Jack went back into the café. “Could I use the telephone?” he asked.

The girl peeled off a long strip of white nail polish and flicked it into the air. It landed on the counter between them.

“It costs ten bacs.”

Jack staggered out of the café.

He stood at the side of the road for what seemed like hours. A few cars passed by as he waited. The sun began to sink. Just as it had done the day before, it barreled down the horizon at warp speed.

Jack’s mouth felt sticky and dry.

Finally, a white van rounded the corner. It was a different driver, and a different boy slid the door open.

Jack said, “Um, I need to go to Lee Beach, but I only have three bacsiras. Could I pay you the rest when we get there?”

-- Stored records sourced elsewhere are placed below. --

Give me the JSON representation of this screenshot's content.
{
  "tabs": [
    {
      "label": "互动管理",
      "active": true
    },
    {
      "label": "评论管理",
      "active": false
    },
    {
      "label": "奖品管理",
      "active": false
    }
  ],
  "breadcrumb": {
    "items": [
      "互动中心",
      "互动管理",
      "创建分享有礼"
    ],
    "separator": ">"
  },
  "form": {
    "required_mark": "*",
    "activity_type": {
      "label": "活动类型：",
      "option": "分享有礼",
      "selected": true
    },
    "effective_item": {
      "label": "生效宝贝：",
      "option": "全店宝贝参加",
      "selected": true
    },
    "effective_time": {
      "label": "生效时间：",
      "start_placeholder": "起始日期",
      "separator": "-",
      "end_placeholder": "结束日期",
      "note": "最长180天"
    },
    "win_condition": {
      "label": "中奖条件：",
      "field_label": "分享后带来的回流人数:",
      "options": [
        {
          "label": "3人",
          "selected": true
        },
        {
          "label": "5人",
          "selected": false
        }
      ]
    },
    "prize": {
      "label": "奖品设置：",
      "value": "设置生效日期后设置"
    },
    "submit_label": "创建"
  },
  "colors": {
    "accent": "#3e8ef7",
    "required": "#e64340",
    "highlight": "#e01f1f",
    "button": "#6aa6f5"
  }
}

The boy looked at the driver. The driver threw up his hands and yelled something in Spanish that ended with “Gringos!” The door slammed shut.

Jack guessed that was a “no.” He’d just have to put one foot in front of the other and start walking.

The sky turned a shade darker with each step he took. Overhead streetlamps blinked on, bracketing long stretches of gloomy twilight. A dog barked as Jack passed a compact stone house. It sounded like it had been infected with rabies. Jack fingered the Saint Anthony medal in his pocket. He had asked the saint to find stuff before but never the way back to a hotel.

The occasional car or pickup truck sped by. Jack considered hitchhiking but decided he’d made enough bad choices for one day. He had seen a horror movie once with hitchhikers in it. A number of young lives had met sudden and gruesome ends.

A flapping noise erupted overhead, and the sky filled with rushing black wings. Jack ducked to the ground. A hoard of bats flapped over the trees. Vampire bats, probably.

Three steps later, Jack heard a loud crunch. He lifted up his sneaker and looked down. A flattened tarantula lay twitching on the tarmac.

Rabid dogs. Vampire bats. Spiders as big as the palm of his hand. What else lurked in the darkness? Snakes. Of course there would be snakes. One deadly strike and the venom would course through Jack’s body. He didn’t even have a pen and paper for a last will and testament. He would have to use his last breaths to crawl to the side of the road and scratch out in the dust, Thanks, mom & dad.

Hitchhiking was starting to seem like a good idea.